A 1990s flurry of federally supported research that was launched at a time when news headlines screamed of “crack babies” has transitioned today to a couple of still-active projects with subjects who have been tracked from birth into their 20s. A lead researcher at one of these sites tells Addiction Professional that the conclusions that can be drawn from the two-plus decades of research are somewhat more nuanced than what those early headlines conveyed.
“The idea that these were 'monster children,' that's not really the truth,” says Sonia Minnes, associate professor at Case Western Reserve University's Jack, Joseph and Morton Mandel School of Applied Social Sciences. “But they do have patterns of problems.”
Minnes emphasizes that even small disabilities in this group of young people can translate to significant societal costs, as well as barriers to success in adulthood.
The Cleveland site is one of only two locations from the National Insititute on Drug Abuse (NIDA)-supported Project Newborn where cocaine-exposed individuals are still being followed. The most recently published findings for the Case Western Reserve cohort, covering substance use patterns and coping mechanisms for children at ages 15 and 17, appeared in the journal Drug and Alcohol Dependence. Some of the key findings in these reports show that youths who were exposed to cocaine in utero are twice as likely to use marijuana and tobacco at 15 and to have a substance use disorder at 17 than youths who were exposed to other substances but not cocaine.
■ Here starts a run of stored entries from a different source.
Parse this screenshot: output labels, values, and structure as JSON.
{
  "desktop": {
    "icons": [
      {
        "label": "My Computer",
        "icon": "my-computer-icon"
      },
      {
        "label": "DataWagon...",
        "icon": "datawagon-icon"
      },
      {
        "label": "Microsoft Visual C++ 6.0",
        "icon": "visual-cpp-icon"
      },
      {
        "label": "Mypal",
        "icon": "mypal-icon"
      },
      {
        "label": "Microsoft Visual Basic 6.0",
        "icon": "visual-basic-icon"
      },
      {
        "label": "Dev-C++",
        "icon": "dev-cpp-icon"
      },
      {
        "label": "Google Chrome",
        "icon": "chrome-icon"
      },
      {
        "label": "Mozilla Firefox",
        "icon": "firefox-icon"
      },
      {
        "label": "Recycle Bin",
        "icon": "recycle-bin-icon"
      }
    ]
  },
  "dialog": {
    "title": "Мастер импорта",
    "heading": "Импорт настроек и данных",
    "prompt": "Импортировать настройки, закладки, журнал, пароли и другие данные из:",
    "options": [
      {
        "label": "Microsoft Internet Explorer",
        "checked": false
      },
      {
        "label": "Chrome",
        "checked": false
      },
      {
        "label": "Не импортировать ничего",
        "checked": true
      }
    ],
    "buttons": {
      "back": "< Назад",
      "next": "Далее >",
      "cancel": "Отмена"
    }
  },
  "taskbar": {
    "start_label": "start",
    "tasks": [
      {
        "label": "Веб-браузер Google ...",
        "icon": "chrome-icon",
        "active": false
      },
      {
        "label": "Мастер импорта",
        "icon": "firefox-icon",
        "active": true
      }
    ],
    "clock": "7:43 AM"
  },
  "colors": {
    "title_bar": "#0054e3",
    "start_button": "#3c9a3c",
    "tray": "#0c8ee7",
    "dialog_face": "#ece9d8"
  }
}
Minnes says the researchers at Case Western Reserve are presently gathering data for cocaine-exposed individuals who are now in their 20s. She says that aspects of the original study design have helped the research team reach this stage while other Project Newborn sites have ceased collecting data.
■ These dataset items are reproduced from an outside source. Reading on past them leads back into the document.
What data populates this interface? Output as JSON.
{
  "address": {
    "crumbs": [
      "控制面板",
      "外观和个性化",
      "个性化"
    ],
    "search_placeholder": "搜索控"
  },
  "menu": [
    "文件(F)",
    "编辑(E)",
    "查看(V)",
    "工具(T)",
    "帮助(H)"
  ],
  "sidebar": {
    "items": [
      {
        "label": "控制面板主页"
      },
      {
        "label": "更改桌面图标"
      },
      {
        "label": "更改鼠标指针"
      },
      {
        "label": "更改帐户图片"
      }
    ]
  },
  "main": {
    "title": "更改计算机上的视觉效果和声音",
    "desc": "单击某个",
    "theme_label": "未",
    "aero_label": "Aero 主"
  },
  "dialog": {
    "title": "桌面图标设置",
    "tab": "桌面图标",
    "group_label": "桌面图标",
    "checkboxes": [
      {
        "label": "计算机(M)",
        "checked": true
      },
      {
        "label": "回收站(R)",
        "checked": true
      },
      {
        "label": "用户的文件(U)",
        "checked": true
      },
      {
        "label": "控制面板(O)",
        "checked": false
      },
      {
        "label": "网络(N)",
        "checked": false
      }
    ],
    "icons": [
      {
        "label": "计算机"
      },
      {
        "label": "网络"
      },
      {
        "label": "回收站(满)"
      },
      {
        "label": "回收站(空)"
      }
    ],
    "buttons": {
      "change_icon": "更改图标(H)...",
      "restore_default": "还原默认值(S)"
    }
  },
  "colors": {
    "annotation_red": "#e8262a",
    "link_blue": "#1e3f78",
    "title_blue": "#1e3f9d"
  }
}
“We've had a good retention rate,” Minnes says. “One of the factors that was used at the beginning to retain people was to make it easier for people to see us. One cab driver did all of our visits,” so there weren't any transportation challenges for the young people's families.
She adds that the program sought to establish a connectedness with mothers and their children, built on respect for the families. “They got our undivided attention when they came here,” she says.
Other seemingly simple gestures, such as serving food when the families visited, made a big difference. One 20-year-old who has been with the project from the start recently told Minnes that she keeps coming back in part because she likes helping people.
The original study cohort in Cleveland comprised 415 individuals, with two evenly divided groups of individuals prenatally exposed to cocaine and other substances and individuals with polydrug exposure that did not include cocaine. This was designed to ensure that both study groups were made up of at-risk individuals, a factor that makes for a more reliable analysis of cocaine's specific effects.
In the earliest research, all of the study sites saw an effect of prenatal cocaine exposure on restricted fetal growth. Later on, the Case Western Reserve researchers were not finding significant between-group differences in IQ, but patterns in perceptual reasoning were indicating that the cocaine-exposed group was demonstrating deficits in executive functioning, and this has endured in later years. Patterns of increased aggression and issues such as conduct disorder also emerged, says Minnes.
It is important to remember that while one cannot conclude from this research that prenatal exposure to cocaine causes such problems, a research design with a carefully constructed control group offers strong evidence of an association, Minnes explains. Among the variables considered, “We controlled for the child's home environment, and we controlled for maternal or caregiver level of psychological distress,” she says.
As part of what is anticipated to be the last age range studied, Minnes says, the Case Western Reserve researchers also will look at what factors influence positive outcoimes for these children.
She adds that the team also has examined the dynamic of out-of-home placement for some of these children. Half of the cocaine-exposed children were taken out of their mother's custody, moved either to the care of a family member or to the foster care system. Out-of-home placement did not occur in the control group of non-cocaine exposed children.
Minnes says that the years of research into cocaine-exposed children have achieved these generally accepted conclusions:
After controlling for other factors affecting substance use, researchers have found that cocaine-exposed youths have higher use rates.
There is a strong association between cocaine exposure and deficits in executive functioning and attention.
There is a less strong but still fairly consistent association between cocaine exposure and language deficits.
There is evidence of increased externalizing behaviors in the cocaine-exposed group, and this persists through the teenage years.